Professor Sheela Agarwal is a researcher and lecturer in the Plymouth Business School, with a particular expertise in how structural change impacts and influences nations, regions and locations.
In September 2019, the city of Plymouth announced its intention to establish the UK’s first national marine park. Backed by influential climate change figures such as Lewis Pugh and Charles Clover – and the University itself – the Plymouth Sound National Marine Park is conceived as a way to better showcase the city’s environmental assets.
Already branded as ‘Britain’s Ocean City’, and with its maritime status further enhanced by the Mayflower 400 anniversary, Plymouth’s strategy of focusing upon its most marketable selling point makes clear sense. This is a city facing endemic challenges – a peripheral location and high incidence of deprivation in some of its areas, according to the latest Indices of Multiple Deprivation released in October 2019. By turning its gaze out to the sea, the city is looking to the blue economy to provide a solution as to how it might improve socio-economic outcomes and engender civic pride.
In many respects, Plymouth is ahead of the curve when it comes to the national issue of our ‘seaside towns’. From Brighton to Blackpool, Morecambe to Margate, these locations are intrinsic to the British iconography, with a cultural contribution arguably as important as their economic impact via industries such as fishing and tourism. But research conducted since the turn of the millennium has painted a less-than-postcard-perfect picture of the health of these communities.
Despite a number of regional and intra-regional variations, social scientists have found evidence of increased deprivation in the majority of seaside towns across the three economic domains of income, employment, and education, skills and training. This can be manifested in a number of ways, such as a weak job market with high levels of seasonal employment and unemployment, high levels of sickness, and low levels of aspiration – which, in turn, can lead to an unbalanced housing market, transience and in-migration of vulnerable households, and localised multiple deprivation.
In essence, what social science has revealed is that a town’s economic performance is multi-dimensional and will be heavily influenced by the interplay of three different factors – economic, human and environmental capital.
The first, economic capital, refers to things that can be invested in or mobilised in pursuit of profit (or indeed, broader economic improvement). Inevitably, productivity is heavily contingent on transport infrastructure, telecommunications and high-quality business space – all tangible assets that we’re familiar with. Arguably, that is why superfast broadband has been of great benefit to the South West in overcoming issues relating to peripherality and facilitating a thriving tertiary sector that can flourish, and the lack of investment in our fragile railway has not. It is therefore of no surprise that the digital economy is one of the five pillars of Plymouth’s local economic strategy.
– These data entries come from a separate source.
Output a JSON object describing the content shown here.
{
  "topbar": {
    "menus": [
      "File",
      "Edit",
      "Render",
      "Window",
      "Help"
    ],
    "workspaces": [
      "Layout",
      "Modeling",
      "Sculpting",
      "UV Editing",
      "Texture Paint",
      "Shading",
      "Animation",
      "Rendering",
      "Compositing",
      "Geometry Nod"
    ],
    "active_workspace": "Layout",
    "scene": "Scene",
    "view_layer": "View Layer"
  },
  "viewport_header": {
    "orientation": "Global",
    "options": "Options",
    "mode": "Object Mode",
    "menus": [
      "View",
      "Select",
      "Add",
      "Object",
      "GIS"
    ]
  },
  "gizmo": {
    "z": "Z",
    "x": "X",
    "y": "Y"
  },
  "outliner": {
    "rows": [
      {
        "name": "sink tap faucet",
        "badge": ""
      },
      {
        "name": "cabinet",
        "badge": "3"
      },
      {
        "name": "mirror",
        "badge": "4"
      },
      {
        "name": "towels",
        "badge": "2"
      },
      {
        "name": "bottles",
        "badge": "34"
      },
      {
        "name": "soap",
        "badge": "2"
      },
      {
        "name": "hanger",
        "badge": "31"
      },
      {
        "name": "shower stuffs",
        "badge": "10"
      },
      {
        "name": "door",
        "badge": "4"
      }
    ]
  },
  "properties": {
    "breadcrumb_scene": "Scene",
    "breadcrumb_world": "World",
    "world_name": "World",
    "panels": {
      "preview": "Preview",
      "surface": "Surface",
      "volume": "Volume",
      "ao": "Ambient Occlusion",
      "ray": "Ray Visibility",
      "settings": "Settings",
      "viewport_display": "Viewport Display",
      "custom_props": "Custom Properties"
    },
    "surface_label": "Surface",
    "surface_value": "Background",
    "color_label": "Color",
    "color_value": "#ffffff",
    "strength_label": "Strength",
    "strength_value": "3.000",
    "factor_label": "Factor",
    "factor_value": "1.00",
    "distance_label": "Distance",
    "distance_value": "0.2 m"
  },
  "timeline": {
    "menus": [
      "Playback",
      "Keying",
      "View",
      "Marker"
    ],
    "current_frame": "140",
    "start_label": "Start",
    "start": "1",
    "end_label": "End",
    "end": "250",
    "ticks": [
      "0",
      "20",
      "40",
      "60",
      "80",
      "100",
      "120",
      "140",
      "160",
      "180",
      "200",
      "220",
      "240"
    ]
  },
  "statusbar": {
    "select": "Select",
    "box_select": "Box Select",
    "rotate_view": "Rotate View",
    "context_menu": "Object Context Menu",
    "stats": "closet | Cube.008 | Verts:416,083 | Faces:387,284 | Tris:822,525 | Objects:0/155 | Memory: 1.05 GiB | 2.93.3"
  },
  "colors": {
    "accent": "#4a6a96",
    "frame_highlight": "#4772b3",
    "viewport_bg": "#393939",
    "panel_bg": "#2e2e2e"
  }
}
Human capital comes next, and presents a compelling association between the presence of highly qualified, enterprising and skilled people, and economic success. The theory is that educated, skilled residents are better equipped to adapt to changing economic circumstances, and more capable of taking advantage of economic capital to develop and nurture new industries. It’s why the University’s support for widening participation in general, and the creative economy in Plymouth in particular, is a key focus for the institution and the city. It’s also one of the underpinning differences why a Falmouth or a Brighton has a very different outlook to a Skegness or a Bridlington.
The third strand, environmental capital, has a special significance for seaside towns, for it is the coast itself that provides the unique selling point. Penzance has its promenade and art deco lido set to the backdrop of Mount’s Bay; Newquay has its sandy beaches and surf culture; Sidmouth, its red cliffs, pebbled shoreline and genteel streets. By the same token, the environment can be a constraint, stymieing ambition and development, particularly for those towns in inaccessible locations.
What is fascinating about the proposed Plymouth Sound National Marine Park is the way it seeks to capitalise on the city’s environmental capital, and to bring about changes to economic and human capital. So, engaging new audiences with marine and maritime issues is laudable in and of itself, but it becomes a very powerful approach if it can inspire education, research and the development of relevant skills. Similarly, if health and wellbeing metrics can be improved through increased engagement with the blue environment, this can stimulate improvements in economic output.
But the Marine Park also presents challenges for our civic leaders, not least because of the difficulties of managing the competing demands of its numerous stakeholders. For example, how will the ambition to promote the Navy be progressed alongside the desire to improve fishing infrastructure, the drive to expand the marine leisure industry, the wish to generate community benefits, and the need for conservation and environmental protection within Plymouth Sound’s natural amphitheatre?